The National Institute of Health Sciences has given a Science Education Partnership Award to a cross-sector team of researchers and evaluators that aims to improve teachers’ content knowledge and teaching strategies to integrate emerging environmental health issues into STEM instruction.
Shaun Kellogg, senior director of program evaluation and education research at the Friday Institute for Educational Innovation, is senior staff on the project, titled “TEACH Science Fellowship: A Professional Development Program to Enhance Teaching of Environmental And Computational Health Sciences.” Kellogg and Friday Institute Research Assistant Rebekah Davis will evaluate the project. They will focus their evaluation on improving and assessing program activities, including curriculum development and professional learning, for each year of the five-year grant.
Other members of the project team include Kathleen Gray, principal investigator and director of the Center for Public Engagement with Science (CPES); Kelly Ryoo, co-principal investigator and associate professor of learning sciences at the University of North Carolina at Chapel Hill; and Dana Haine, co-principal investigator and K-12 science education manager at CPES.

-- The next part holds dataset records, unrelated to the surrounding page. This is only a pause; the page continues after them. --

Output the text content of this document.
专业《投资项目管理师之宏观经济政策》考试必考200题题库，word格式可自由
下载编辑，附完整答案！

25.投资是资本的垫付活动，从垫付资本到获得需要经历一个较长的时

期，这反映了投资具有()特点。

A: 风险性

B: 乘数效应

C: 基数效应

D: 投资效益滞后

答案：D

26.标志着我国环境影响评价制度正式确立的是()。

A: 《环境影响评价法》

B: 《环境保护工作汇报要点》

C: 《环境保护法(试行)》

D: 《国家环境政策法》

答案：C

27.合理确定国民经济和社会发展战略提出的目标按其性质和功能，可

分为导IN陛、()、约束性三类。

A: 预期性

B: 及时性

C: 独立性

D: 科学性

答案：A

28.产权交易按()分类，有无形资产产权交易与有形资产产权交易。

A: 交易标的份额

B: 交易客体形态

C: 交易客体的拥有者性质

“It’s great to be even just a small part of this important work by the Center for Public Engagement with Science,” said Kellogg. “Not only is there a critical need for a high-quality STEM curriculum, but I believe the focus on pressing environmental issues relevant to local schools and communities will help truly engage students and improve their interest in STEM careers, of which there is no shortage here in North Carolina.”
The critical environmental issue at the center of this upcoming work with teachers will be focused on the high levels of per- and polyfluoroalkyl substances (PFAS) found in many industrial and consumer products, such as stain protectors, that are in the Cape Fear River and other sources of drinking water in multiple towns in central North Carolina. PFAS have harmful impacts on human health and can impact fish and other wildlife as well.
Confronting serious challenges such as this is just one reason for the need for a diverse biomedical workforce that works across disciplines to develop viable solutions to health and environmental challenges. Not only is there a lack of a skilled workforce in this field, but there also continues to be a disparity in STEM degree attainment and professions for those who identify as Black, African American, Hispanic, Latino, American Indian or Alaska Native—an untapped resource for STEM disciplines. The project team intends to increase perceived relevance of content and career opportunities for underrepresented students.
“As a researcher, I’m eager to see rural populations receive benefits from the amazing work done in our institutions of higher education—thus demonstrating ways researchers can make their work accessible to everyone,” said Davis. “The additional emphasis on increasing the diversity of the STEM career pipeline further broadens the potential impact of the project.”
Through this project, the research and evaluation team will bridge the gap between science curricula and new research being conducted. Currently, K-12 teachers generally do not have awareness of current science research and content that could engage students in real-world environmental issues. The team will work with scientists and teachers from underserved schools in areas where PFAs have been found in the water to co-design curricula; improve teacher content knowledge, pedagogy and student career interest; and disseminate curricula and teaching strategies.
“I’m excited about the potential of this project to make the content of required high school classes community specific and immediately tangible for teachers and students,” said Davis. “Giving teachers the information and guided practice needed to develop units of study that engage and activate students should have short- and long-term benefits—both through student awareness of the PFAS issue and through participating teachers sharing their work with other teachers across the state.”
The project team will work with two cohorts of eight teachers to create lessons in human health and ecosystems, test and revise those lessons, and share with other teachers who will be trained to use the materials. In future years of the program, the team will host regional workshops in multiple cities. The team estimates almost 100 teachers could be involved throughout the five years, which would impact and reach hundreds of North Carolina students.